Financing is the key
To see the light of day, these innovative projects will need financing. However, as Geneviève Pons points out, investments in the blue economy are still often slowed down and redirected towards priorities deemed more urgent or profitable. Faced with this challenge, public investors are mobilising: in 2021, the European Commission has released 700 million euros to support the sustainable blue economy; in France, the BPI launched a climate plan in 2020 supported by specific financing and investment mechanisms and dedicated funds.
Private investors are not left out. 95 million SWEN Blue Ocean fund, managed by Christian Lim, invests in ocean regeneration by supporting start-ups that combine positive systemic impact and market opportunities. Three areas are targeted: the fight against overexploitation and pollution of the ocean (plastic, agriculture, noise) as well as climate change solutions. Christian Lim has observed a growing interest among investors in ocean regeneration: institutions (BPI, Ifremer) as well as banks, insurance companies, pension funds and large European and American family offices are investing in the Blue Ocean fund.
Starfish 2030, a European ambition
Launched in 2020 by the European Commission as part of the Horizon Europe Programme, the Starfish Mission aims to regenerate marine and aquatic ecosystems by 2030 by focusing on five areas, which will be the subject of “flagship projects”: sharing knowledge through education, governance, direct protection of targeted environments, the fight against pollution and the sustainable blue economy.

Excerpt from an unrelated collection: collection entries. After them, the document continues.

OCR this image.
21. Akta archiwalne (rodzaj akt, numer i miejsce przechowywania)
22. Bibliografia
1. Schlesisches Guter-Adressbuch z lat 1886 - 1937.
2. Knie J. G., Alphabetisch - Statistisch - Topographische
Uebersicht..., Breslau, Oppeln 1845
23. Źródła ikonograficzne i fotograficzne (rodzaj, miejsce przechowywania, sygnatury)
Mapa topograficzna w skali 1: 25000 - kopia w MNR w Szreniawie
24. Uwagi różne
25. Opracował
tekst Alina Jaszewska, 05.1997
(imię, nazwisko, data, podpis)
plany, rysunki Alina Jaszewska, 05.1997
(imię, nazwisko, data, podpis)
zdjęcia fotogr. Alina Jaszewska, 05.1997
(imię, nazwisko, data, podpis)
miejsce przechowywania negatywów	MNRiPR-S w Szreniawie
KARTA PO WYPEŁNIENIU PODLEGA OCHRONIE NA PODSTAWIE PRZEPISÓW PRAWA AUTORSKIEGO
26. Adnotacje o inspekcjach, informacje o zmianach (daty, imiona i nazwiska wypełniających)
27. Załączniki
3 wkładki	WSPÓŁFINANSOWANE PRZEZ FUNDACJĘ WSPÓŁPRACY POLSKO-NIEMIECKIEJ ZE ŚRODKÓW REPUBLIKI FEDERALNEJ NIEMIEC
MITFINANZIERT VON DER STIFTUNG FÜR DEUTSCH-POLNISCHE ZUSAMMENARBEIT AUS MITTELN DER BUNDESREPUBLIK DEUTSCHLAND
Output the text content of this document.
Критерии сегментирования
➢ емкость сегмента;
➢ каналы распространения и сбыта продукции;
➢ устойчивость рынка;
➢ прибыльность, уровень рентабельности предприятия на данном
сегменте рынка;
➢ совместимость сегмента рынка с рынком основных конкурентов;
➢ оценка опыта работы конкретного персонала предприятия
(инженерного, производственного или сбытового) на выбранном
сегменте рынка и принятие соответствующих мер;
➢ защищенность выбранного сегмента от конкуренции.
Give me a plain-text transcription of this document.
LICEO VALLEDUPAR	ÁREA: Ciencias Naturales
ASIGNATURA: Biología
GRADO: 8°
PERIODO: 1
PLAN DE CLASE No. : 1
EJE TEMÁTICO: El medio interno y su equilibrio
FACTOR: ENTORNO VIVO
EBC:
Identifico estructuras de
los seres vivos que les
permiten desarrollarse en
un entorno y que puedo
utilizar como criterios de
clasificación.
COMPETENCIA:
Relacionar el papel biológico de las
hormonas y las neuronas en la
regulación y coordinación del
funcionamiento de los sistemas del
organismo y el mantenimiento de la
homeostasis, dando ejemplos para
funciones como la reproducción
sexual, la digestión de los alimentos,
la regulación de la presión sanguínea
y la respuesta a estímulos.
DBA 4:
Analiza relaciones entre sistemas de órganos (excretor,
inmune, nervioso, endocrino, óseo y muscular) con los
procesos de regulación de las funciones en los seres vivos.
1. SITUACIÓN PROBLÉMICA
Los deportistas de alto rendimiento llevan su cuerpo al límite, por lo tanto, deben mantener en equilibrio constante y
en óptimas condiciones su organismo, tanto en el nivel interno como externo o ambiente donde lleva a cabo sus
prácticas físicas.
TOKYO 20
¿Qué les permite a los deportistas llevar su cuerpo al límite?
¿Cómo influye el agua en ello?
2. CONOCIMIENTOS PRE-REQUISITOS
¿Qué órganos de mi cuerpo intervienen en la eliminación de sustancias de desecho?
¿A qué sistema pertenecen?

In this last area, the mission wants to accelerate decarbonisation, with the launch, by 2026, of experiments in the Baltic Sea: while 14 million tonnes of plastic end up in the oceans every year, Starfish also seeks to prevent, minimise, eliminate and remedy pollution that damages the health of the ocean, by supporting research into substitutes, the circular design of products and the reuse of waste. A test planned in the Mediterranean should make it possible to better monitor the main flows and sources of pollution. Finally, the transition to a sustainable blue economy will not be achieved without improved governance: holistic, systemic and interdependent, just like the oceans, it will have to be reflected in the appointment of a Vice-President within the European Commission responsible for orchestrating actions dedicated to ocean health.